32-page eBook intro: Drying foods yourself allows you to choose the best, tastiest varieties you can buy or pick fresh from the garden. Home drying also lets you enjoy dried fruits and vegetables the grocery stores don’t carry. Dried berries make wonderful additions to winter muffins. Dried tomatoes perk up a pot of baked beans. Backpackers let lightweight dried vegetable mixes simmer into tempting soups. And the foods you dry yourself cost a lot less than the ones you buy.

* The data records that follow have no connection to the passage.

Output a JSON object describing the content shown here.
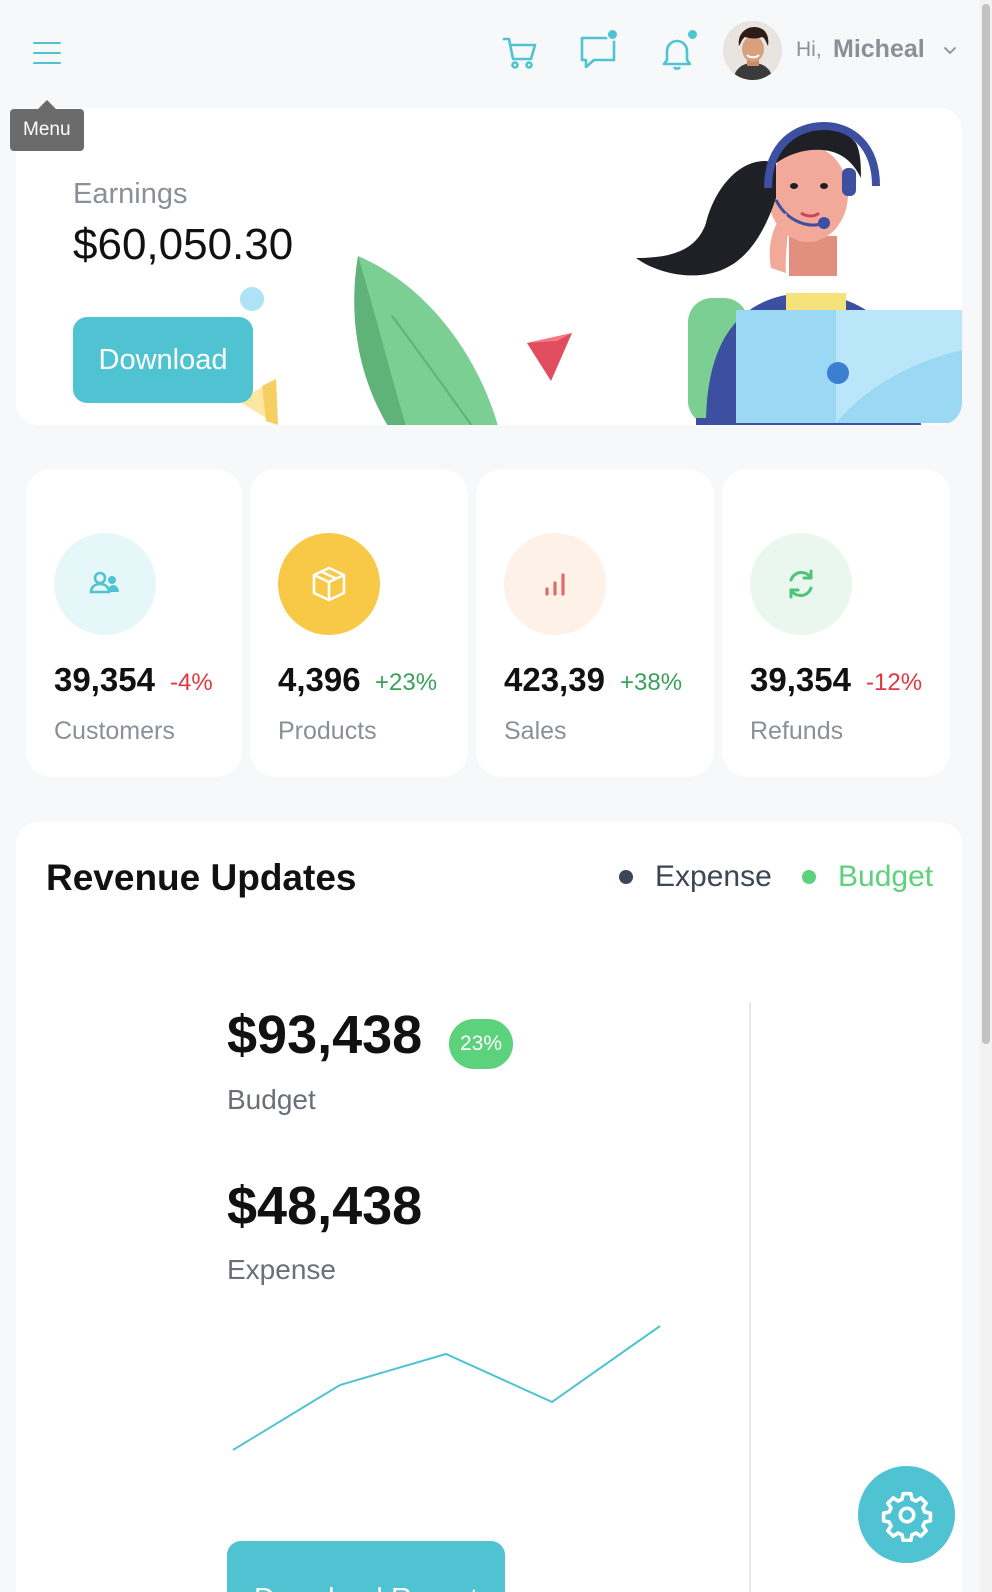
{
  "header": {
    "menu_tooltip": "Menu",
    "greeting": "Hi,",
    "user_name": "Micheal",
    "icons": [
      "menu-icon",
      "cart-icon",
      "chat-icon",
      "bell-icon",
      "chevron-down-icon"
    ],
    "accent": "#4fc3d2"
  },
  "earnings": {
    "title": "Earnings",
    "value": "$60,050.30",
    "button_label": "Download"
  },
  "stats": [
    {
      "value": "39,354",
      "change": "-4%",
      "label": "Customers",
      "icon": "users-icon",
      "icon_bg": "#e6f7f9",
      "icon_color": "#4fc3d2"
    },
    {
      "value": "4,396",
      "change": "+23%",
      "label": "Products",
      "icon": "box-icon",
      "icon_bg": "#f7c947",
      "icon_color": "#ffffff"
    },
    {
      "value": "423,39",
      "change": "+38%",
      "label": "Sales",
      "icon": "bar-chart-icon",
      "icon_bg": "#fdf1e8",
      "icon_color": "#e06a6a"
    },
    {
      "value": "39,354",
      "change": "-12%",
      "label": "Refunds",
      "icon": "refresh-icon",
      "icon_bg": "#eaf7ef",
      "icon_color": "#4cc57b"
    }
  ],
  "revenue": {
    "title": "Revenue Updates",
    "legend": [
      {
        "label": "Expense",
        "color": "#3c4657"
      },
      {
        "label": "Budget",
        "color": "#5bd27b"
      }
    ],
    "budget_value": "$93,438",
    "budget_badge": "23%",
    "budget_label": "Budget",
    "expense_value": "$48,438",
    "expense_label": "Expense",
    "button_label": "Download Report"
  },
  "settings_icon": "gear-icon"
}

Microorganisms and enzymes that spoil food need water to be active. Drying works as a preservation method simply by depriving them of water.
Unlike canning, in which you follow precise instructions for packaging and processing times to keep the food safe to eat, food drying is flexible. Decisions about food-piece sizes, food mixtures, pretreatments, and packaging are yours. Drying time is determined less by the clock than by simple tests you perform.
Almost any food-safe packaging will do for dried foods. And, unlike canned foods, packages can be opened and closed again and again. High-quality, moderately priced electric dehydrators are widely available. Easy to use and needing little care, they produce a consistently top-quality product. For these reasons, most people buy or borrow electric dehydrators rather than use their oven or the sun. Whatever drying method you choose, the principles in this guide will apply.